Выбрать главу

Не знаю, случайно или нарочно оговорился Соловьев, — наверно, случайно, — но в землянке стало очень тихо, и все посмотрели в мою сторону.

Я уже порывался взять слово и, вероятно, сказал бы что-нибудь несуразное и лишнее — так я был взволнован и сбит с толку за несколько часов, миновавших с самого моего возвращения, и летчики уже загудели в ожидании моей речи, — но тут взял слово командир полка.

— Случай интересный, хотя и печальный, — сказал он, подумав. — Вот мы все говорим о Ярошенко и Калугине. Калугин, конечно, допустил ошибку, он виноват. Но многие из вас смотрят на Борисова и даже оговариваются случайно или не случайно, как майор Соловьев. Почему же в самом деле оговорился товарищ Соловьев?

Командир замолчал, словно подыскивая правильные слова для мысли.

— Прежде всего о Борисове. Мне не за что его наказывать. Он просился у Калугина и у меня в город. Основание? Личные дела, сердечные дела, несомненно, серьезные дела, тут я не ставлю Борисова под подозрение. Он упрашивал, настойчиво упрашивал. Особенно Калугина, как я знаю, допекал. Калугин разрешил отъезд, и я поверил Калугину и пожалел Борисова, прямо сознаюсь — пожалел, и отпустил. И вот что из этого получилось: Калугин разбил машину. Разбить он мог, конечно, и с Борисовым и даже не вернуться — все бывает на войне, но ведь беда случилась из-за неопытности товарища Ярошенко. И будь Борисов на своем боевом посту, а не в Ленинграде — и капитан Калугин вернулся бы с удачей. С точки зрения уставной Борисов ни в чем не провинился и ни в чем не погрешил. А по совести… По совести — пусть подумает сам Борисов.

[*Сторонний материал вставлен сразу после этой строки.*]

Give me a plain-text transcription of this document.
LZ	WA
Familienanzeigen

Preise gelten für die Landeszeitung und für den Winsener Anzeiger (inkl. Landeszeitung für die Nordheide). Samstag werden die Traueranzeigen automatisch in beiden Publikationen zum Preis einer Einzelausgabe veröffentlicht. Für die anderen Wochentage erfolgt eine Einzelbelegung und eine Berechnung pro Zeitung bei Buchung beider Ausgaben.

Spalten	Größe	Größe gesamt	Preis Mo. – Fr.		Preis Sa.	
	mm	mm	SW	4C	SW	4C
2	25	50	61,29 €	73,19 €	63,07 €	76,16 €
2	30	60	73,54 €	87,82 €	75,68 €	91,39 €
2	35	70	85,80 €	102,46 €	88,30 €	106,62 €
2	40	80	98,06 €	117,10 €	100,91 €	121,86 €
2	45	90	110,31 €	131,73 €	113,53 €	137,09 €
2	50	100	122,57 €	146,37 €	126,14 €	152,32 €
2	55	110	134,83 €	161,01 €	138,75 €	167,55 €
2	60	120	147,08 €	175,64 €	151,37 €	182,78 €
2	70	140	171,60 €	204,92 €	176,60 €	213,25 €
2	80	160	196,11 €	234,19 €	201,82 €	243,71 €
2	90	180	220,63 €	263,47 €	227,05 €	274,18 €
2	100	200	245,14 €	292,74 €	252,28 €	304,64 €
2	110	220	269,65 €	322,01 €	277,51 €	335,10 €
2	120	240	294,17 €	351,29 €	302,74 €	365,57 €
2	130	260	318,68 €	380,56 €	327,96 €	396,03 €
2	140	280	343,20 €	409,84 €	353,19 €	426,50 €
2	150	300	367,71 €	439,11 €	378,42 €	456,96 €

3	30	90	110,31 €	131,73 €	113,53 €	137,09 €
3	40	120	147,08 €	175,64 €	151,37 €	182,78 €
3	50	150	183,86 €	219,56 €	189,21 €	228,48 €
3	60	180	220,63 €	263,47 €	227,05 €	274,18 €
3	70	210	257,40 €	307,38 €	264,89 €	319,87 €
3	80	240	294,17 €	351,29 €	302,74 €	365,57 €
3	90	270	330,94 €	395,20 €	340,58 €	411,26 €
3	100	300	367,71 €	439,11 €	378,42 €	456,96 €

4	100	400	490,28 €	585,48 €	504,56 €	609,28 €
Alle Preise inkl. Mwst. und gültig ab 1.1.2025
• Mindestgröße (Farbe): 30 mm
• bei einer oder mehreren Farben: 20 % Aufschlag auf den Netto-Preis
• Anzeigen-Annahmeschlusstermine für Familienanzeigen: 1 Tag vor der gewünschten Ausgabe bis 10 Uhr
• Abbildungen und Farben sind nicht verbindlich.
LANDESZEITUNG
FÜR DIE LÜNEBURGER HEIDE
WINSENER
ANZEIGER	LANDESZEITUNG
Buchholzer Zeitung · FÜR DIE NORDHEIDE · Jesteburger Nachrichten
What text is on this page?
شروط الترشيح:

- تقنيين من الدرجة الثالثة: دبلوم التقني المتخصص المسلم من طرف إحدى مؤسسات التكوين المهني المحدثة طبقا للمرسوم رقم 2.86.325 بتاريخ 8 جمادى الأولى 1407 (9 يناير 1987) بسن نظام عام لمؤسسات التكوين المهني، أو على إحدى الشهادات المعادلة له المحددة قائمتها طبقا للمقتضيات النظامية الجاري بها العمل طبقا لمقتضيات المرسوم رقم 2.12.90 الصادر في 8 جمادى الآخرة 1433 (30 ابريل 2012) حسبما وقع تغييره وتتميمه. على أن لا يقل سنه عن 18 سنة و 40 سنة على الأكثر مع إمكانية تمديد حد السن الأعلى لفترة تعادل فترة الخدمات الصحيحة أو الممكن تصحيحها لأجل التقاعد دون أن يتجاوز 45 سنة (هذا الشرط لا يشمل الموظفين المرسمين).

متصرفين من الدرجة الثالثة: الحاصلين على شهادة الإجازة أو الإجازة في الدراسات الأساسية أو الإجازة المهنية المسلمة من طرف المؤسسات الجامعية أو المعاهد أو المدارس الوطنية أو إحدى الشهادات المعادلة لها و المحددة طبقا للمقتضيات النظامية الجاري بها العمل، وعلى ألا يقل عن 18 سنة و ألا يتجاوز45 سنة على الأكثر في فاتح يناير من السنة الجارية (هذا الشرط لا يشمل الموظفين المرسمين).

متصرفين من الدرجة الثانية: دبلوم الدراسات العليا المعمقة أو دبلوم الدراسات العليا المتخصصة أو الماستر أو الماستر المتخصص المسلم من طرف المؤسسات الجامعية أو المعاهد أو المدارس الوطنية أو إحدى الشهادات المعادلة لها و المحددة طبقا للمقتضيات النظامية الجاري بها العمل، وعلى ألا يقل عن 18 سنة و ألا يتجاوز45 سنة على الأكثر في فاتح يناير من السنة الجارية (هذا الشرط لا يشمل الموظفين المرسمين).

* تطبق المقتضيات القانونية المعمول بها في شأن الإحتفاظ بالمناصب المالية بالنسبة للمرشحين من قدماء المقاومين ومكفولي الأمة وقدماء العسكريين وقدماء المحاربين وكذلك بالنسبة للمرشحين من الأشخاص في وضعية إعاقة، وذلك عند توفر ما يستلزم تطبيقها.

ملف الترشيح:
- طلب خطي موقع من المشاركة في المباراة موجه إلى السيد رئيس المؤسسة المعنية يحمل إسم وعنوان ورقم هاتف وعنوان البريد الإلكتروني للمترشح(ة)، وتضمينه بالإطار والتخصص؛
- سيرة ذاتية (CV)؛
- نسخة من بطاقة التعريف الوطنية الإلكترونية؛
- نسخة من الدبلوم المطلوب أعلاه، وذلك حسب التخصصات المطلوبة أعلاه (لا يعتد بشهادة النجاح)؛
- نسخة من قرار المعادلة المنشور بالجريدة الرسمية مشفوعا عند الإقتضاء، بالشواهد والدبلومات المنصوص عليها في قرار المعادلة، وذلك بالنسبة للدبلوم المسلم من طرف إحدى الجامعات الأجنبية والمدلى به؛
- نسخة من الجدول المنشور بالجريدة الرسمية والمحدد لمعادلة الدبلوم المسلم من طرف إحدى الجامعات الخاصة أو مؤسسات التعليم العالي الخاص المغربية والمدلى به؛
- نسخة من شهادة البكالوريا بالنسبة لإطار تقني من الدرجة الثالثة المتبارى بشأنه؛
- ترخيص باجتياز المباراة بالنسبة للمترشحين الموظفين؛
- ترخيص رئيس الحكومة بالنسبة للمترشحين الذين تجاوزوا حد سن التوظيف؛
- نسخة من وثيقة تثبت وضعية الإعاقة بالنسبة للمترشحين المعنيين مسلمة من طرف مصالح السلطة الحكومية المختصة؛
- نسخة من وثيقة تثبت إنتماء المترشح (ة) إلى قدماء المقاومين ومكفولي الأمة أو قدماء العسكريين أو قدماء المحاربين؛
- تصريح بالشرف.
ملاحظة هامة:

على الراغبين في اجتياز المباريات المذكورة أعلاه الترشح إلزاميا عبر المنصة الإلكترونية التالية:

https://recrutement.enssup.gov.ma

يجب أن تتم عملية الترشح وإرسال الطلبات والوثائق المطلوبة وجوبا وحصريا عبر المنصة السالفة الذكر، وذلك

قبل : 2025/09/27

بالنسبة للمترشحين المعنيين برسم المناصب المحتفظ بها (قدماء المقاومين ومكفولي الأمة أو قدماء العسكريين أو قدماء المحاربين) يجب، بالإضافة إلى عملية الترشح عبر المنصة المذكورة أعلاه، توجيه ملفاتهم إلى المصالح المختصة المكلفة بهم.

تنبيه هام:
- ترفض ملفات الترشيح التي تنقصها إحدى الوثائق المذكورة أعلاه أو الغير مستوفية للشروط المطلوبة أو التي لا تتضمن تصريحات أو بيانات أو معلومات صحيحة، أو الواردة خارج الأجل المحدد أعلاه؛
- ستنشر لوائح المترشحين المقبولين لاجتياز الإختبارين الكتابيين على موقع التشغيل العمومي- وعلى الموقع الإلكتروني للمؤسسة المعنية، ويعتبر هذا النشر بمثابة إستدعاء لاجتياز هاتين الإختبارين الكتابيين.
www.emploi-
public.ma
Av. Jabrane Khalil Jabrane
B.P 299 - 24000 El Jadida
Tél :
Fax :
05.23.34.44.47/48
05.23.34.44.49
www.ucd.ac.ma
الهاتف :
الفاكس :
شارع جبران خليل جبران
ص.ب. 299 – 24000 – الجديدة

Майор говорил все это своим сухим и ровным голосом, временами останавливаясь, и все же этот холодный, необщительный человек вдруг предстал передо мной в новом свете.

— Оказывается, устав не может все предусмотреть, — продолжал майор, — и если точно следовать уставу, то виноваты я и Калугин. Но и Борисову есть над чем подумать… Очень скоро, может быть завтра, начнутся решающие операции (мы в своем кругу, и я могу это сказать). Готовился ли Борисов к ним? Конечно, готовился. Но, оценивая все, что случилось, не совсем правильно готовился… Конечно, он занимался с летчиками маршрутами в связи с общей тактической задачей по моему указанию, но душевно он недостаточно этим жил. В том-то и дело, товарищи: живи Борисов всей душой своим делом, готовься он к предстоящим боям — не стал бы он в такое время проситься в город, уезжать на двое суток. Поймите меня правильно. Не должен был он этого делать, именно по совести не должен был. Тут и проявилось его слабое место. Повторяю, дисциплина тут ни при чем, и Борисов — командир дисциплинированный. Но думаю, он не был в эти дни полностью с нами. Вот это больно. А ведь Борисов — кадровый командир, это надо учесть, товарищи. Ведь мы на таких должны опираться, как на каменную гору, в первую очередь на них, а не на молоденьких. Вот к нам скоро придут учителя и агрономы, ставшие летчиками, и боюсь, товарищи, придется нам, кадровым командирам, подумать, чтобы не ударить лицом в грязь. С таким выводом я и заканчиваю разбор.

Каждое слово майора было для меня как нож.

Все молчали.

— Пусть Борисов скажет, — крикнул кто-то.

Я был в таком волнении, что не разобрал, кто говорит.

— Пусть скажет, если хочет, — сказал майор.

Я встал и, едва сдерживаясь, заявил, что говорить не в состоянии, хотя мог бы многое сказать. Но еще скажу об этом когда-нибудь, и что больше всего мне жаль нашу машину.

— А чего вам? — крикнул с места Ярошенко. — Не вы ее ломали, не вам и жалеть.

Я не успел ответить. Начальник штаба закрыл собрание.

* * *

В тот же день по настоянию Калугина меня отчислили из эскадрильи. Калугин был раздражен до бешенства и старался со мной не встречаться.

Я пошел в первую эскадрилью. Я знал, что штурман командира звена Матвеева был ранен в последнем вылете. Правда, Матвеев со дня на день ожидал нового штурмана, но пока суд да дело — у него был неполный экипаж.

Когда я пришел, Матвеев чистил пистолет. Он яростно протирал ствол тряпочкой, намотанной на шомпол, и ругался.